The traverse as described starts from the Sigurd Creek trailhead and climbs over a high shoulder below the summit of Mt. Pelion before dropping down to the col separating Pelion from Tantalus. There are a few options for starting the North Ridge. It is possible to climb the initial buttress of the ridge directly at low 5th class. However, Eric and I climbed steep snow right of the crest to a notch that leads onto a glacier on the west side of the ridge, from which we gained the ridge proper. The ridge itself is mostly enjoyable 4th class climbing overlooking the spectacular Rumbling Glacier.

From the summit, a mixture of downclimbing and rappelling (we made 4 x 30 metre rappels) down the Southeast Face gains the steep snowslope below Mt. Dione. Crossing the shrund and getting onto the snow was likely the crux of the traverse. From the shoulder below Dione, descend a couloir to the Dione Glacier which is then traversed to the Haberl Hut. From here, traverse to the Serratus-Ionia col, make a somewhat tricky descent to the Russian Army camp flats and pick up the trail that leads down to Lake Lovelywater and then down to the river. We stopped our watches when we reached the cable car.
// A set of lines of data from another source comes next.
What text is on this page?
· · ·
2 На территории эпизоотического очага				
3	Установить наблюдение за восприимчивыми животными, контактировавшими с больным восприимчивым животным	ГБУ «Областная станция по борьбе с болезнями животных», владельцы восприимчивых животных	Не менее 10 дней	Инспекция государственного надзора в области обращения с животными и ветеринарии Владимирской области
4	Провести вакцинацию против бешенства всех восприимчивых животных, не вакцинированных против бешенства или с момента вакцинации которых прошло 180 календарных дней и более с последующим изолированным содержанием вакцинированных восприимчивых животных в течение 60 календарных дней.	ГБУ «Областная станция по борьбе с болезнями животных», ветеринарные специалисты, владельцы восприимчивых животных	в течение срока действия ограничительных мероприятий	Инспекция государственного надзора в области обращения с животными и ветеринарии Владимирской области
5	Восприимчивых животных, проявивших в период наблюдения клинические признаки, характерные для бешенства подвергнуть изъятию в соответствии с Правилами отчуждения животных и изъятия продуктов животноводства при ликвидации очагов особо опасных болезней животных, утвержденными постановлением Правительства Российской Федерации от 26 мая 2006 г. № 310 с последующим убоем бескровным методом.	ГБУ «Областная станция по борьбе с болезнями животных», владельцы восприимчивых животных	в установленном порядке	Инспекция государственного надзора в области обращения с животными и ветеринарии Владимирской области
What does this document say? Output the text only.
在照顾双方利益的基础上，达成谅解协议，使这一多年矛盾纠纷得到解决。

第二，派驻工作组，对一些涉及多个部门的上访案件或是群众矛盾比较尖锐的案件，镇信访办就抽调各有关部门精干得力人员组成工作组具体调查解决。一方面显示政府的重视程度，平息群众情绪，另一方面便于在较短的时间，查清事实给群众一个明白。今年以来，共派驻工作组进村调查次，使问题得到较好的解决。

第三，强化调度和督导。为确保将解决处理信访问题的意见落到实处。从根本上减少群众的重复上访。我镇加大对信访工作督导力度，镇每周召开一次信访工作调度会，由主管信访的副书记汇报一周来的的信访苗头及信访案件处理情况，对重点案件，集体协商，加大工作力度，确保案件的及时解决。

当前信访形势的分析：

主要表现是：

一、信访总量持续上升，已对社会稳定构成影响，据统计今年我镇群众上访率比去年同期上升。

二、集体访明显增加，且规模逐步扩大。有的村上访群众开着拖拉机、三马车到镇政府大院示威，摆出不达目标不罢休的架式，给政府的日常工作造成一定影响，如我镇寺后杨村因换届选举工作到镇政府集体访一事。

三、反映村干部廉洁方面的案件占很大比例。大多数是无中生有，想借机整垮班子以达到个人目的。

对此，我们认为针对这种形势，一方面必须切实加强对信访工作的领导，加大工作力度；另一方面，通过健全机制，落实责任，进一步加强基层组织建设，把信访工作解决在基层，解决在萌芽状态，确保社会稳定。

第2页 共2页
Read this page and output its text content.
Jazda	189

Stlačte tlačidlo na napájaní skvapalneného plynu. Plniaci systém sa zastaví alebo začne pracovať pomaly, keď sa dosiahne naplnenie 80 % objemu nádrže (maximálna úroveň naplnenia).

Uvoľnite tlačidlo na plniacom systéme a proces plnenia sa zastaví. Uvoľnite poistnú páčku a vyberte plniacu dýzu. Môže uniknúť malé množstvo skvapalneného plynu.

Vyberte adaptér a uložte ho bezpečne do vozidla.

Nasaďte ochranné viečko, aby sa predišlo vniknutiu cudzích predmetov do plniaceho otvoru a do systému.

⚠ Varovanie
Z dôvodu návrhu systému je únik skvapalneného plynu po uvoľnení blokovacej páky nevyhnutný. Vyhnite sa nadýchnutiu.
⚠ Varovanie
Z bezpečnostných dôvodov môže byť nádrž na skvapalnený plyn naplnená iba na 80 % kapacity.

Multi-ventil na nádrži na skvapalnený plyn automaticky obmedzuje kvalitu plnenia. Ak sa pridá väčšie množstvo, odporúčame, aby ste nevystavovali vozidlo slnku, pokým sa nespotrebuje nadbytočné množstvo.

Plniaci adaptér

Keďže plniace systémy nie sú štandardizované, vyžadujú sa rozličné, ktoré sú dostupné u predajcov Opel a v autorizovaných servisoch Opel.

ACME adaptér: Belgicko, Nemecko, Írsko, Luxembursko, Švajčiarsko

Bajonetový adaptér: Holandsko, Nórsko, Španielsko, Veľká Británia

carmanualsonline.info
This is the "light" version of the Tantalus Traverse. The full "Tantalus Enchainment" involves adding the summits of Dione, Serratus and Alpha. Lots of possibilities for traverses and linkups exist in the Tantalus Range and indeed many have likely been done by people such as Peter Croft and Marc-Andre Leclerc, both of whom spent time in the Tantalus.